# Scraping Long-term stability from People’s Daily

## 2.1 Contents<a id='2.1_Contents'></a>
* [2.1 Importing Relevant Tools](#2.1_Importing)
* [2.2 Defining the Request](#2.2_URL)
* [2.3 Grab | Date](#2.4_scrape_date)
* [2.4 Grab | Header](#2.4_scrape_header)
* [2.5 Grab | Content](#2.4_scrape_content)
* [2.6 Clean | Send to DataFrame](#2.5_review)
* [2.7 Save](#2.6_save)


**Importing Relevant Tools**<a id='2.1_Importing'></a>

In [1]:
import json
import pandas as pd
from bs4 import BeautifulSoup as soup
import requests
import csv
import re
import pickle

%reload_ext watermark

In [2]:
#the below needs to be reviewed for all websites; notably the time format

from datetime import date
from datetime import datetime
today = date.today()
d = today.strftime("%m-%d-%y")

For reference.

In [3]:
%watermark -d -t -v -p pandas

Python implementation: CPython
Python version       : 3.8.5
IPython version      : 7.19.0

pandas: 1.1.3



**Defining the Request**<a id='2.2_URL'></a>

In [4]:
url = 'http://en.people.cn/n3/2020/0702/c90000-9706124.html'
content = requests.get(url).content
url

'http://en.people.cn/n3/2020/0702/c90000-9706124.html'

In [5]:
soup = soup(content,'html.parser')
# bsobj

**Grab | Date**<a id='2.4_scrape_date'></a>

In [6]:
for date in soup.find_all('div',{'class':'wb_1 clear'}):
    print(date.text.strip())

(People's Daily)    08:39, July 02, 2020


That is the date but needs some work cleaning it up.
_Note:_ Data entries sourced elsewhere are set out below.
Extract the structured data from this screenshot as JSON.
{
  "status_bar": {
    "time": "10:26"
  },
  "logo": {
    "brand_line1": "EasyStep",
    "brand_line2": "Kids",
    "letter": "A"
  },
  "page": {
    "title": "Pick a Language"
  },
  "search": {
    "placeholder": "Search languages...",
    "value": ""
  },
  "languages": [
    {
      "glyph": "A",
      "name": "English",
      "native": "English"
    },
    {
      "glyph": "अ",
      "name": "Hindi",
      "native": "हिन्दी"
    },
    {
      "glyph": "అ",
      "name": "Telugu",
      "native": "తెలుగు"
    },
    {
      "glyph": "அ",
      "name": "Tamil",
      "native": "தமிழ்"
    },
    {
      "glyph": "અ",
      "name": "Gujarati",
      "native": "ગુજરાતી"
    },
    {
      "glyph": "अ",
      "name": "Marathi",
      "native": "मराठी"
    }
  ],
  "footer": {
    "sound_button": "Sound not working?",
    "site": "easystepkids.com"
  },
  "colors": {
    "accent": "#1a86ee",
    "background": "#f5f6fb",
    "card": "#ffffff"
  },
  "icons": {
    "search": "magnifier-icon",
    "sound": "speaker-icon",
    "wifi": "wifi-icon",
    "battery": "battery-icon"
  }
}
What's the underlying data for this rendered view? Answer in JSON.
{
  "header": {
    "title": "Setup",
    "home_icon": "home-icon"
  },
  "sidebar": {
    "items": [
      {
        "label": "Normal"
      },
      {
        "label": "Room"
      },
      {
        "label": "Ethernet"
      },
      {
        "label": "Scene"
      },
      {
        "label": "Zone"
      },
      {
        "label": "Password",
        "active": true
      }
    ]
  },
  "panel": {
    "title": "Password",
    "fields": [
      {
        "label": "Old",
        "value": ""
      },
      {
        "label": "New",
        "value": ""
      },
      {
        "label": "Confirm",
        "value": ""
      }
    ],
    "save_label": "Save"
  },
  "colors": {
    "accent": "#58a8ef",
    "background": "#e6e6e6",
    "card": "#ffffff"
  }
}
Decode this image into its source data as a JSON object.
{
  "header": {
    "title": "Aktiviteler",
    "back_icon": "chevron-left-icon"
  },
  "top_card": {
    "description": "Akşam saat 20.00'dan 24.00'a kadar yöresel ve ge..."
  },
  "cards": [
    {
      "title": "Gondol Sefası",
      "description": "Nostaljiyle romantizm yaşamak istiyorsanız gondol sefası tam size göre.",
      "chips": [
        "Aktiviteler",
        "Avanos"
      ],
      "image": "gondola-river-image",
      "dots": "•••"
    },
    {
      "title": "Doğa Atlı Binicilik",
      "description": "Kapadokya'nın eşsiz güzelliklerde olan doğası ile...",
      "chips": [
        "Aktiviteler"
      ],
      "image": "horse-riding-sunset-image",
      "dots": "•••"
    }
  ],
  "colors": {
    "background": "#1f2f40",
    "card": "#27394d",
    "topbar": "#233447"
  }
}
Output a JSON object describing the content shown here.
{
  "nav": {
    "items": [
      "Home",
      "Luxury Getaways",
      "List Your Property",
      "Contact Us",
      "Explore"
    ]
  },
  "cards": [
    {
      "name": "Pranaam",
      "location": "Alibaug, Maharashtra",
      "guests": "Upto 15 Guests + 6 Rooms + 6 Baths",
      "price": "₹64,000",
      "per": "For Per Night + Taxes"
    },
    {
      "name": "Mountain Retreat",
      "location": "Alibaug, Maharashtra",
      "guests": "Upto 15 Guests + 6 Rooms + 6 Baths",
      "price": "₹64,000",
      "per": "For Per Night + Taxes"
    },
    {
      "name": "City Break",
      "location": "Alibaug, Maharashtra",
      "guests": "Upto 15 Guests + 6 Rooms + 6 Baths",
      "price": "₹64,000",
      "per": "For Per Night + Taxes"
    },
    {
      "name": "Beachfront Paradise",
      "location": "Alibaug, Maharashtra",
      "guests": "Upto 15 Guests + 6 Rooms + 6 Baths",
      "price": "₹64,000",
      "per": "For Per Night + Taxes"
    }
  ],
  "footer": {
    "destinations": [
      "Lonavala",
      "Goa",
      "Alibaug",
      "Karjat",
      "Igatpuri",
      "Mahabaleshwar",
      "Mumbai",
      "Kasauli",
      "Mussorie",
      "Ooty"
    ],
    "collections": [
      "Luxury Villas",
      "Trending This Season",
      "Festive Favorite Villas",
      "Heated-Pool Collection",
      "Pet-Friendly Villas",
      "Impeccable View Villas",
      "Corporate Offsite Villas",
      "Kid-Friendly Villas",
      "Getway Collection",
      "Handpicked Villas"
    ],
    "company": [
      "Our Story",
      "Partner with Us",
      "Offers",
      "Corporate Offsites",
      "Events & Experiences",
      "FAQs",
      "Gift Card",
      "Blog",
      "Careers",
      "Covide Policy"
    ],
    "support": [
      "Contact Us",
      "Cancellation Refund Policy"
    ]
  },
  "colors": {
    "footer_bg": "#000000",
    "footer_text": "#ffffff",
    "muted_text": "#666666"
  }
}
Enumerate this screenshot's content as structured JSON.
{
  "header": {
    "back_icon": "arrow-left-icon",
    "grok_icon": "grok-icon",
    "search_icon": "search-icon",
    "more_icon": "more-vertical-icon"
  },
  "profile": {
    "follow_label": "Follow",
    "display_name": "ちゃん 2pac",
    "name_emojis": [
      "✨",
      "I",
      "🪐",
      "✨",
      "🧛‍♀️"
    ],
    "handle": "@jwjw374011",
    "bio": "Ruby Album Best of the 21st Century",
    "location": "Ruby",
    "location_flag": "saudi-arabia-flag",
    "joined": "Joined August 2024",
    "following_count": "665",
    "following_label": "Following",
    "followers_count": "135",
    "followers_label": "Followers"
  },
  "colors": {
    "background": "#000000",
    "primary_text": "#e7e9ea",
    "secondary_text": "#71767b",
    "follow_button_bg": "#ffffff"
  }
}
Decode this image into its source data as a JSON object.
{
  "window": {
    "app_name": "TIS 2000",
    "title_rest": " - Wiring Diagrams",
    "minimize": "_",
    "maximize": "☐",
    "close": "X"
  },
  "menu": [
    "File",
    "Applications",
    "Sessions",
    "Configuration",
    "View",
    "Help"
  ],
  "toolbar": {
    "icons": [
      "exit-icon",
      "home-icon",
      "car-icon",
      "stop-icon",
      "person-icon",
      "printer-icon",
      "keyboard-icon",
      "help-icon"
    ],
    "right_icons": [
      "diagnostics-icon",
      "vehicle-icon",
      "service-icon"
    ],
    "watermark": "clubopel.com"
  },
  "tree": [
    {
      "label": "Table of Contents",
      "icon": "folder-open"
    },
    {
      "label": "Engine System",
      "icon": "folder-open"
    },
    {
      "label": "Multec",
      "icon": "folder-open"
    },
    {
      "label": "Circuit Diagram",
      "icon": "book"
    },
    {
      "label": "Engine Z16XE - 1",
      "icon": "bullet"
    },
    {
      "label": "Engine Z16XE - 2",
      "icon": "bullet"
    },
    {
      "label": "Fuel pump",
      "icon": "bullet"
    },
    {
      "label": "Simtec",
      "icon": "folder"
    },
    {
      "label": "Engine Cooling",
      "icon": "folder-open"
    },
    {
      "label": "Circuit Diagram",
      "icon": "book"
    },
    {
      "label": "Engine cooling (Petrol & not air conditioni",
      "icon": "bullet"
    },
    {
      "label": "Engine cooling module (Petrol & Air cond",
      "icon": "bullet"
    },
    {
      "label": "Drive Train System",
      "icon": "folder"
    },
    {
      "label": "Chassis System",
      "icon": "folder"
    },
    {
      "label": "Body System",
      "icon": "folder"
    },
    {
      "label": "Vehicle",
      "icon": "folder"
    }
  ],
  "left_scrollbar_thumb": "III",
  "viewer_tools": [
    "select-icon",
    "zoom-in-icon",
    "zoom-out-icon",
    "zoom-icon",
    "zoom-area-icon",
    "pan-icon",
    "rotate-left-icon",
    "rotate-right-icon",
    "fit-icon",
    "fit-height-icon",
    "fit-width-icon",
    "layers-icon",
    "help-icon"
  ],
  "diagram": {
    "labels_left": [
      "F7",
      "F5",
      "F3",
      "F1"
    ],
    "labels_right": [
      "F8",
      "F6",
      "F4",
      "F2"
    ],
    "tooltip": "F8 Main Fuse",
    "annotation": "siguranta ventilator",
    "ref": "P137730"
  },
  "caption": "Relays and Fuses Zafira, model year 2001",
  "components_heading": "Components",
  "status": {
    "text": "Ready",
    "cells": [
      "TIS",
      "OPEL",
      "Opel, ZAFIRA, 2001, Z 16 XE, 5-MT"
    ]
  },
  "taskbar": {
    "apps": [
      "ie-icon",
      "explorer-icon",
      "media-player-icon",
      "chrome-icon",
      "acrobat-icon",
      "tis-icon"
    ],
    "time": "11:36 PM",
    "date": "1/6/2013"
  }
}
**Grab | Header**<a id='2.4_scrape_header'></a>

In [7]:
for title in soup.find('h2'):
    print(title.text.strip())

Hong Kong national security law helps ensure long-term stability of "one country, two systems"


In [8]:
title

<span id="p_title">Hong Kong national security law helps ensure long-term stability of "one country, two systems"</span>

In [9]:
TAG_RE = re.compile(r'<[^>]+>')

In [10]:
def remove_tags(text):
    return TAG_RE.sub('', text)

In [11]:
remove_tags(str(title))

'Hong Kong national security law helps ensure long-term stability of "one country, two systems"'

Confirmed that's the title; a little longer of a journey to get it.

**Grab | Content**<a id='2.4_scrape_content'></a>

In [12]:
for bodies in soup.find_all('div',{'class','wb_12 wb_12b clear'}):
    print(bodies.text.strip())

On June 30, the Standing Committee of the 13th National People's Congress (NPC) passed the Law of the People's Republic of China on Safeguarding National Security in the Hong Kong Special Administrative Region (HKSAR) and adopted a decision to list the law in Annex III to the HKSAR Basic Law.

	As a major move of the central government to manage Hong Kong affairs since its return to the motherland in 1997, the law will fully and faithfully implement the principle of “one country, two systems” and the HKSAR Basic Law, help safeguard national sovereignty, security and development interests, maintain Hong Kong's lasting prosperity and stability, and ensure the long-term stability of "one country, two systems". It bears both practical and historical significance.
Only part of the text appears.